Zo was de binnenduinrand bij uitstek een gebied dat zich uitstekend leende om er buitenplaatsen met tuinen en parken aan te leggen: hoog en droog in de duinen en niet te ver van de stad. Een goed voorbeeld daarvan is de buitenplaats Elswout in Overveen, bewoond o.a. door de familie Marselis, Boreel en Borsky, nu een van de mooiste en best bewaarde buitenplaatsen van ons land. Het park is in oude glorie teruggebracht door Staatsbosbeheer en is voor het publiek toegankelijk.

Ook de Geelvincken, de Hinlopens en de andere families die in ons huis hebben gewoond, verbleven ’s zomers op hun buitenplaatsen, zoals de Pijnenburg, Waterland (naast Beeckestijn), Akerendam, Keukenhof enz. Gelukkig hebben veel van deze buitenplaatsen de tand des tijds weten te doorstaan.

Amsterdam Outside

Het projectAmsterdam Outside’ wil bij een breed publiek interesse en verdieping in deze historisch nauw met elkaar verbonden groene oases stimuleren. Het prikkelt publieke bewustwording en moedigt aan om zelf de voor het publiek opengestelde tuinen en parken te bezoeken en met eigen ogen te bekijken. Samen met  de Landschappen, Natuurmonumenten en Staatsbosbeheer  en diverse andere organisaties, worden diverse opties van o.a. wandel-, fiets-, trein-, rij- en vaarroutes gesuggereerd.

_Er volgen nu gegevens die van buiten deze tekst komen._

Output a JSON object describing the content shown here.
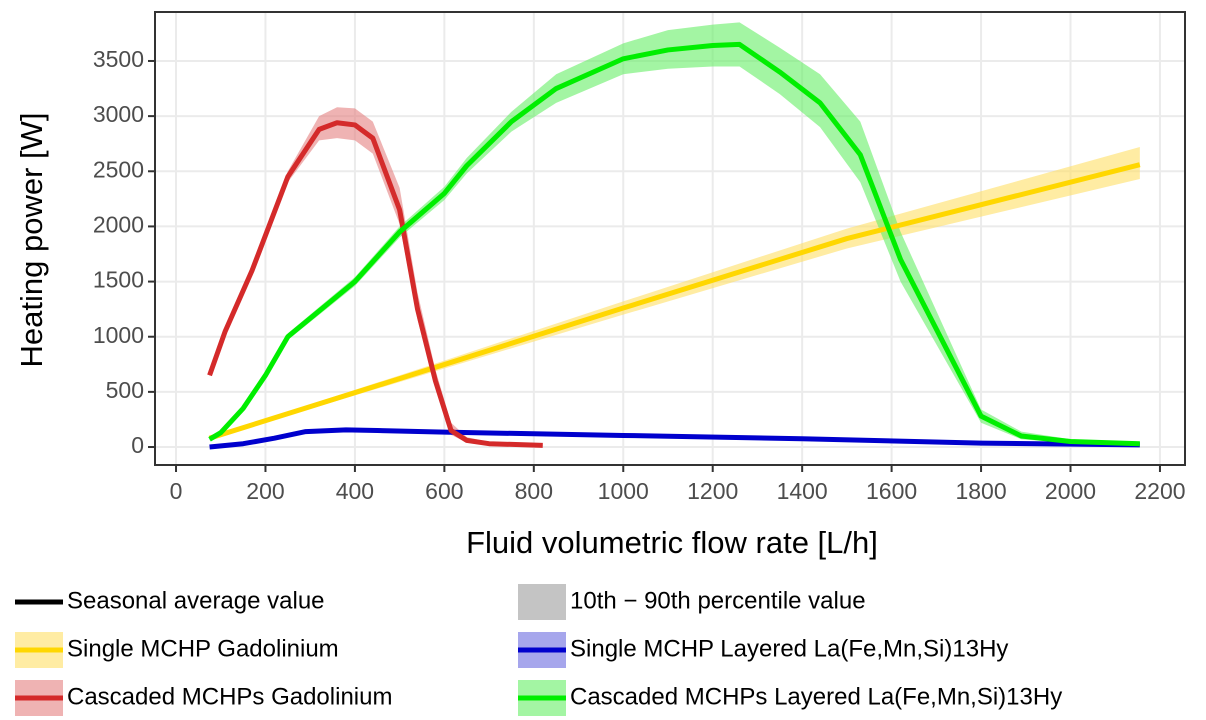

Door het bezoek aan de voor publiek opengestelde tuinen te stimuleren, ook voor buitenlandse bezoekers, en de botanische en historische achtergrond te onderbouwen, verwachten de initiatiefnemers een beter begrip bij het algemene publiek – ook internationaal – te ontwikkelen voor deze zo kenmerkende historische groene oases, die ook in het huidig tijdsgewricht niet in belang hebben ingeboet.

Op de website – die begin juli naar verwacht wordt gelanceerd – worden de voor het publiek opengestelde tuinen en parken uitgelicht en in een historisch kader geplaatst. Hiermee wordt duidelijk dat deze niet op zich staan, maar onderdeel vormen van de historisch gegroeide omgeving. De website moedigt aan om zelf de tuinen te bezoeken en gebruik te maken van bestaande wandel- en fietsroutes, die de tuinen en parken met elkaar verbinden, waardoor de grotere groenstructuur van de clusters van buitenplaatsen beter zichtbaar wordt.